Actually having a conversation with other people is fun! You learn things about them you may not have known before and you share knowledge (sometimes without even realizing it). The best thing about conversations with good friends is that it motivates you. You want to be better, do better, live better, and spend more time with them. They are the charge to my always-in-the-red-zone battery.

We all need to be recharged from time to time and it certainly won’t come from Candy Crush or the ridiculous drama that is Facebook. It comes from human interaction. Interaction requires ACTION. You can’t just sit in a room with people and absorb their energy. You have to get to know them, talk to them, listen to them, invite them to be part of your life.

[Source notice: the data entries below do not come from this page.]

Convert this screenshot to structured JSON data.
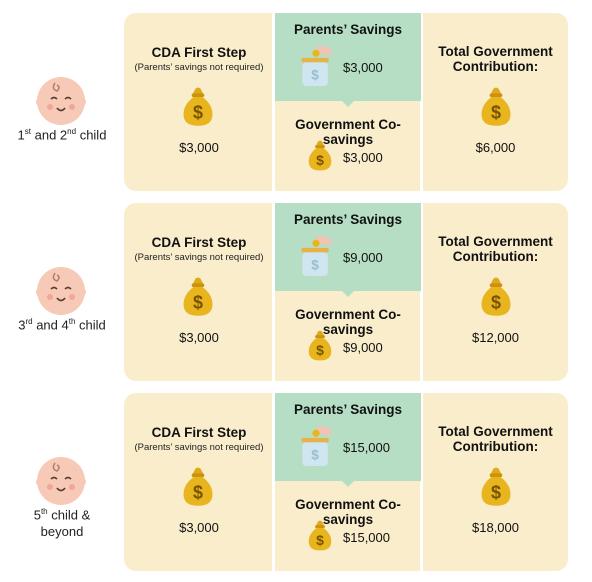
{
  "rows": [
    {
      "child_pre": "1",
      "child_sup1": "st",
      "child_mid": " and 2",
      "child_sup2": "nd",
      "child_post": " child",
      "first_step_title": "CDA First Step",
      "first_step_note": "(Parents’ savings not required)",
      "first_step_amount": "$3,000",
      "parents_title": "Parents’ Savings",
      "parents_amount": "$3,000",
      "cosave_title": "Government Co-savings",
      "cosave_amount": "$3,000",
      "total_title": "Total Government Contribution:",
      "total_amount": "$6,000"
    },
    {
      "child_pre": "3",
      "child_sup1": "rd",
      "child_mid": " and 4",
      "child_sup2": "th",
      "child_post": " child",
      "first_step_title": "CDA First Step",
      "first_step_note": "(Parents’ savings not required)",
      "first_step_amount": "$3,000",
      "parents_title": "Parents’ Savings",
      "parents_amount": "$9,000",
      "cosave_title": "Government Co-savings",
      "cosave_amount": "$9,000",
      "total_title": "Total Government Contribution:",
      "total_amount": "$12,000"
    },
    {
      "child_pre": "5",
      "child_sup1": "th",
      "child_mid": " child &",
      "child_sup2": "",
      "child_post": "",
      "child_line2": "beyond",
      "first_step_title": "CDA First Step",
      "first_step_note": "(Parents’ savings not required)",
      "first_step_amount": "$3,000",
      "parents_title": "Parents’ Savings",
      "parents_amount": "$15,000",
      "cosave_title": "Government Co-savings",
      "cosave_amount": "$15,000",
      "total_title": "Total Government Contribution:",
      "total_amount": "$18,000"
    }
  ],
  "icons": {
    "baby": "baby-face-icon",
    "bag": "money-bag-icon",
    "jar": "coin-jar-icon"
  },
  "colors": {
    "card": "#f9edcc",
    "parents_panel": "#b6dec5",
    "bag": "#e8b51f",
    "face": "#f7c9b7"
  }
}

Just test it out. When you are out with your spouse, significant other, or a friend, put your phone away and leave it there. For the most part, anyone trying to get you can wait an hour or two. There are settings at least on the iPhone where you can make people VIPs and then if they try to call you something like twice in a row, it rings through, so you can figure out if your phone has something similar if you are worried about missing something really important. Here’s an article about that feature.

The problem is that back in the day, you couldn’t get people who were out with friends because their phones were at home . . . on the wall . . . with really long curly cords. Later, you could leave a message for them, but you had to wait for them to call you back. Somehow we all survived. We lived through it even though we didn’t get a response to something within two minutes. Just relax. If it isn’t an emergency, it will still be there when you’re finished. If it is an emergency, you can work on figuring out a way to receive that call.

Your friends and family deserve your full attention. They deserve to get ALL of the time they spend with you, because you never know when that time will be taken away from you. They DESERVE for you to Be. All. There.